Validate screenshots:

uv run python scripts/check_screenshots.py .agents/evidence/pr/codex-real-e2e

5. Verify the trace

The output directory contains at least two real .jsonl traces and generated .html viewers from claude-tap.
The trace includes multiple POST /v1/responses entries with status 200 and non-zero token usage.
At least one request contains image content from the --image attachment.
The viewer shows Messages and Response sections with multiple content blocks separated cleanly.
Tool calls and tool results stay interleaved in the order they happened.
Copy buttons still copy the complete logical message/section text, not only one visual content block.
Text selection across adjacent content blocks remains possible in the browser.
Screenshot evidence includes at least two scroll depths for the same resumed trace, not only the top of the page.
If the trace contains image input, screenshot evidence includes the rendered image block or records why the client did not send image content into the API request body.

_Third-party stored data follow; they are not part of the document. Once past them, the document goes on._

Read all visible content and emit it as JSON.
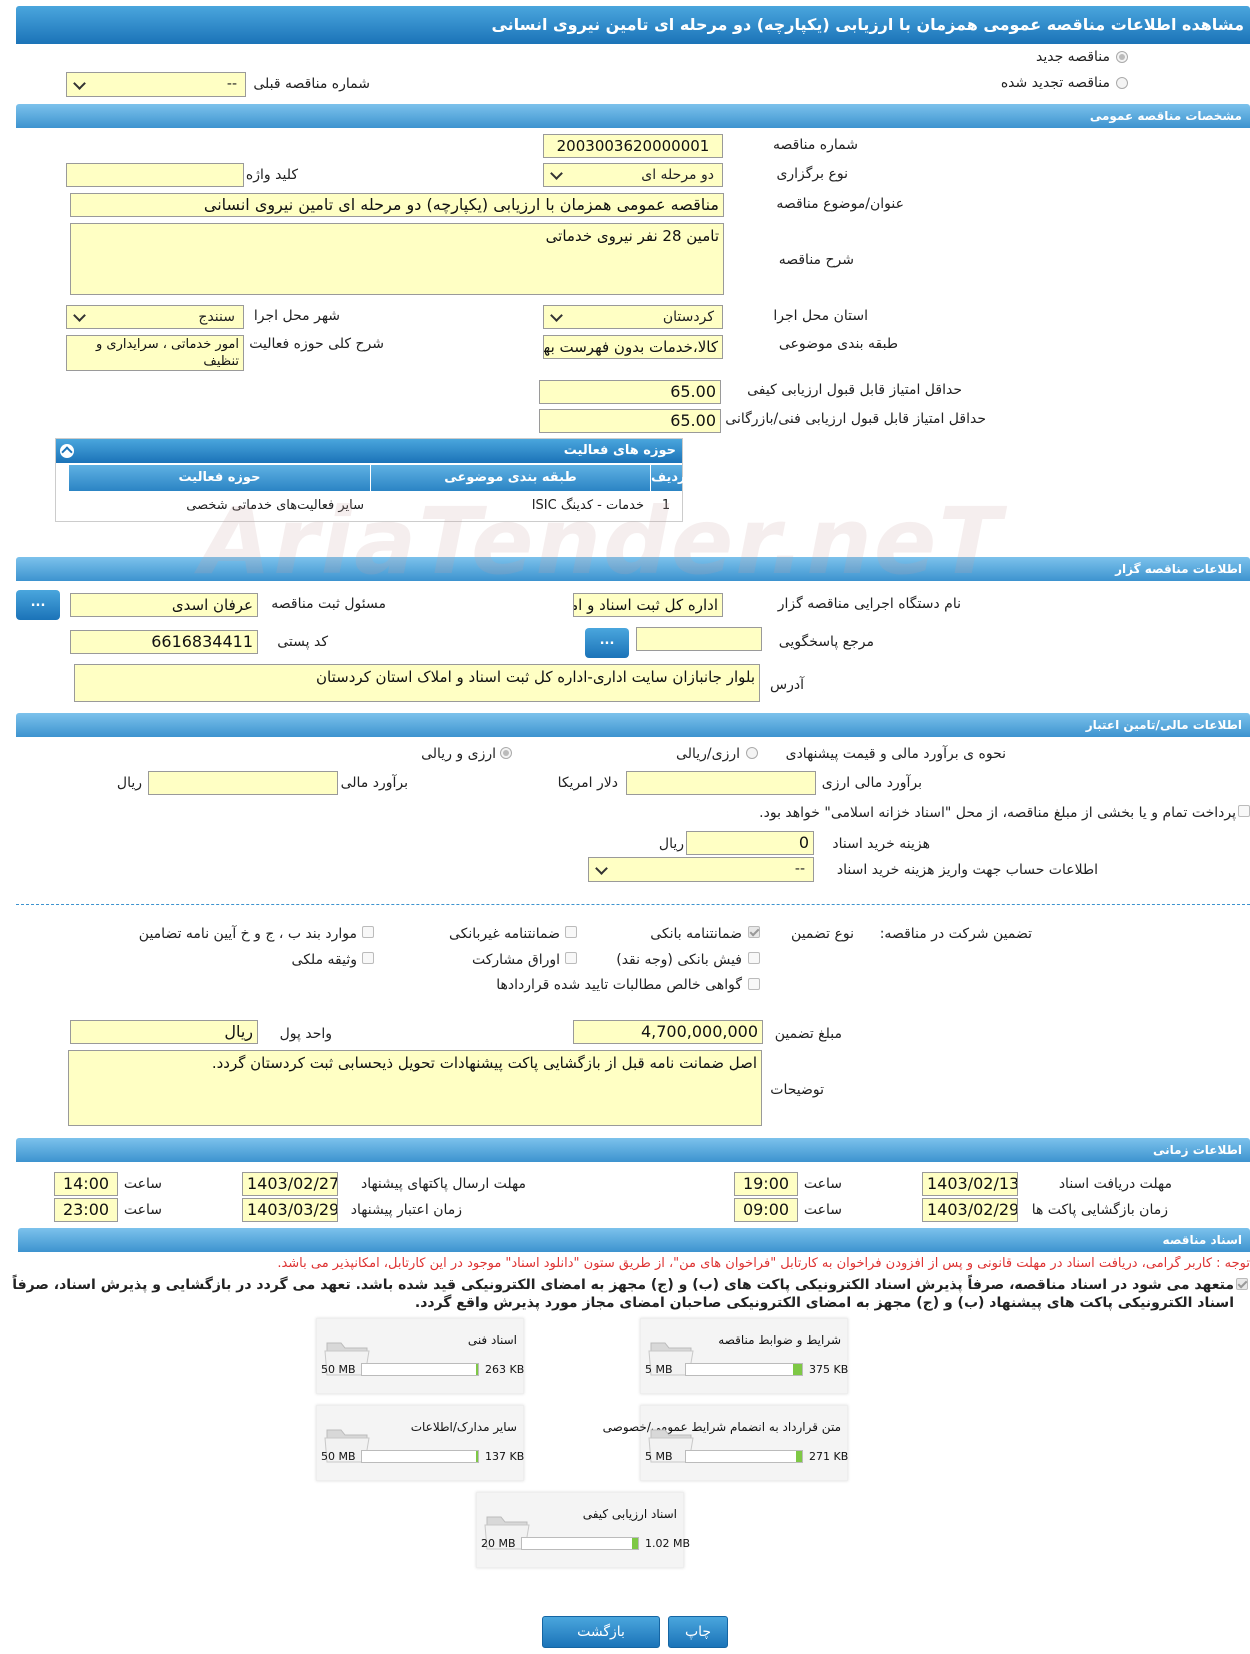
{
  "page": {
    "title": "مشاهده اطلاعات مناقصه عمومی همزمان با ارزیابی (یکپارچه) دو مرحله ای تامین نیروی انسانی"
  },
  "top": {
    "radio_new": "مناقصه جدید",
    "radio_renewed": "مناقصه تجدید شده",
    "prev_tender_label": "شماره مناقصه قبلی",
    "prev_tender_value": "--"
  },
  "general": {
    "section_title": "مشخصات مناقصه عمومی",
    "tender_no_label": "شماره مناقصه",
    "tender_no_value": "2003003620000001",
    "holding_type_label": "نوع برگزاری",
    "holding_type_value": "دو مرحله ای",
    "keyword_label": "کلید واژه",
    "keyword_value": "",
    "subject_label": "عنوان/موضوع مناقصه",
    "subject_value": "مناقصه عمومی همزمان با ارزیابی (یکپارچه) دو مرحله ای تامین نیروی انسانی",
    "description_label": "شرح مناقصه",
    "description_value": "تامین 28 نفر نیروی خدماتی",
    "province_label": "استان محل اجرا",
    "province_value": "کردستان",
    "city_label": "شهر محل اجرا",
    "city_value": "سنندج",
    "category_label": "طبقه بندی موضوعی",
    "category_value": "کالا،خدمات بدون فهرست بها",
    "activity_desc_label": "شرح کلی حوزه فعالیت",
    "activity_desc_value": "امور خدماتی ، سرایداری و تنظیف",
    "min_quality_label": "حداقل امتیاز قابل قبول ارزیابی کیفی",
    "min_quality_value": "65.00",
    "min_tech_label": "حداقل امتیاز قابل قبول ارزیابی فنی/بازرگانی",
    "min_tech_value": "65.00"
  },
  "activity_grid": {
    "title": "حوزه های فعالیت",
    "columns": [
      "ردیف",
      "طبقه بندی موضوعی",
      "حوزه فعالیت"
    ],
    "rows": [
      [
        "1",
        "خدمات - کدینگ ISIC",
        "سایر فعالیت‌های خدماتی شخصی"
      ]
    ]
  },
  "organizer": {
    "section_title": "اطلاعات مناقصه گزار",
    "org_name_label": "نام دستگاه اجرایی مناقصه گزار",
    "org_name_value": "اداره کل ثبت اسناد و املاک استان کردستان",
    "registrar_label": "مسئول ثبت مناقصه",
    "registrar_value": "عرفان اسدی",
    "dots_label": "...",
    "reference_label": "مرجع پاسخگویی",
    "reference_value": "",
    "postal_label": "کد پستی",
    "postal_value": "6616834411",
    "address_label": "آدرس",
    "address_value": "بلوار جانبازان سایت اداری-اداره کل ثبت اسناد و املاک استان کردستان"
  },
  "finance": {
    "section_title": "اطلاعات مالی/تامین اعتبار",
    "estimate_method_label": "نحوه ی برآورد مالی و قیمت پیشنهادی",
    "opt_currency_rial": "ارزی/ریالی",
    "opt_currency_and_rial": "ارزی و ریالی",
    "fx_estimate_label": "برآورد مالی ارزی",
    "fx_estimate_value": "",
    "usd_label": "دلار امریکا",
    "estimate_label": "برآورد مالی",
    "estimate_value": "",
    "rial_label": "ریال",
    "treasury_text": "پرداخت تمام و یا بخشی از مبلغ مناقصه، از محل \"اسناد خزانه اسلامی\" خواهد بود.",
    "doc_fee_label": "هزینه خرید اسناد",
    "doc_fee_value": "0",
    "doc_fee_unit": "ریال",
    "account_label": "اطلاعات حساب جهت واریز هزینه خرید اسناد",
    "account_value": "--"
  },
  "guarantee": {
    "title": "تضمین شرکت در مناقصه:",
    "type_label": "نوع تضمین",
    "opt_bank_guarantee": "ضمانتنامه بانکی",
    "opt_nonbank_guarantee": "ضمانتنامه غیربانکی",
    "opt_clauses": "موارد بند ب ، ج و خ آیین نامه تضامین",
    "opt_bank_receipt": "فیش بانکی (وجه نقد)",
    "opt_participation": "اوراق مشارکت",
    "opt_property": "وثیقه ملکی",
    "opt_receivables": "گواهی خالص مطالبات تایید شده قراردادها",
    "amount_label": "مبلغ تضمین",
    "amount_value": "4,700,000,000",
    "currency_label": "واحد پول",
    "currency_value": "ریال",
    "notes_label": "توضیحات",
    "notes_value": "اصل ضمانت نامه قبل از بازگشایی پاکت پیشنهادات تحویل ذیحسابی ثبت کردستان گردد."
  },
  "timing": {
    "section_title": "اطلاعات زمانی",
    "doc_deadline_label": "مهلت دریافت اسناد",
    "doc_deadline_date": "1403/02/13",
    "doc_deadline_time": "19:00",
    "send_deadline_label": "مهلت ارسال پاکتهای پیشنهاد",
    "send_deadline_date": "1403/02/27",
    "send_deadline_time": "14:00",
    "opening_label": "زمان بازگشایی پاکت ها",
    "opening_date": "1403/02/29",
    "opening_time": "09:00",
    "validity_label": "زمان اعتبار پیشنهاد",
    "validity_date": "1403/03/29",
    "validity_time": "23:00",
    "time_label": "ساعت"
  },
  "documents": {
    "section_title": "اسناد مناقصه",
    "notice": "توجه : کاربر گرامی، دریافت اسناد در مهلت قانونی و پس از افزودن فراخوان به کارتابل \"فراخوان های من\"، از طریق ستون \"دانلود اسناد\" موجود در این کارتابل، امکانپذیر می باشد.",
    "commitment": "متعهد می شود در اسناد مناقصه، صرفاً پذیرش اسناد الکترونیکی پاکت های (ب) و (ج) مجهز به امضای الکترونیکی قید شده باشد. تعهد می گردد در بازگشایی و پذیرش اسناد، صرفاً اسناد الکترونیکی پاکت های پیشنهاد (ب) و (ج) مجهز به امضای الکترونیکی صاحبان امضای مجاز مورد پذیرش واقع گردد.",
    "files": [
      {
        "title": "شرایط و ضوابط مناقصه",
        "current": "375 KB",
        "max": "5 MB",
        "fill": 0.075
      },
      {
        "title": "اسناد فنی",
        "current": "263 KB",
        "max": "50 MB",
        "fill": 0.005
      },
      {
        "title": "متن قرارداد به انضمام شرایط عمومی/خصوصی",
        "current": "271 KB",
        "max": "5 MB",
        "fill": 0.054
      },
      {
        "title": "سایر مدارک/اطلاعات",
        "current": "137 KB",
        "max": "50 MB",
        "fill": 0.003
      },
      {
        "title": "اسناد ارزیابی کیفی",
        "current": "1.02 MB",
        "max": "20 MB",
        "fill": 0.051
      }
    ]
  },
  "footer": {
    "back_label": "بازگشت",
    "print_label": "چاپ"
  },
  "watermark": "AriaTender.neT"
}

Taking Viewer Screenshots with Playwright

from playwright.sync_api import sync_playwright
import time, glob

html = glob.glob("/tmp/codex-e2e/trace_*.html")[-1]

with sync_playwright() as p:
    browser = p.chromium.launch()
    page = browser.new_page(viewport={"width": 1440, "height": 1000})
    page.goto(f"file://{html}")
    page.wait_for_load_state("networkidle")
    time.sleep(1)

    # Select a Responses call (data-idx matches trace line index)
    page.click('.sidebar-item[data-idx="1"]')
    time.sleep(0.5)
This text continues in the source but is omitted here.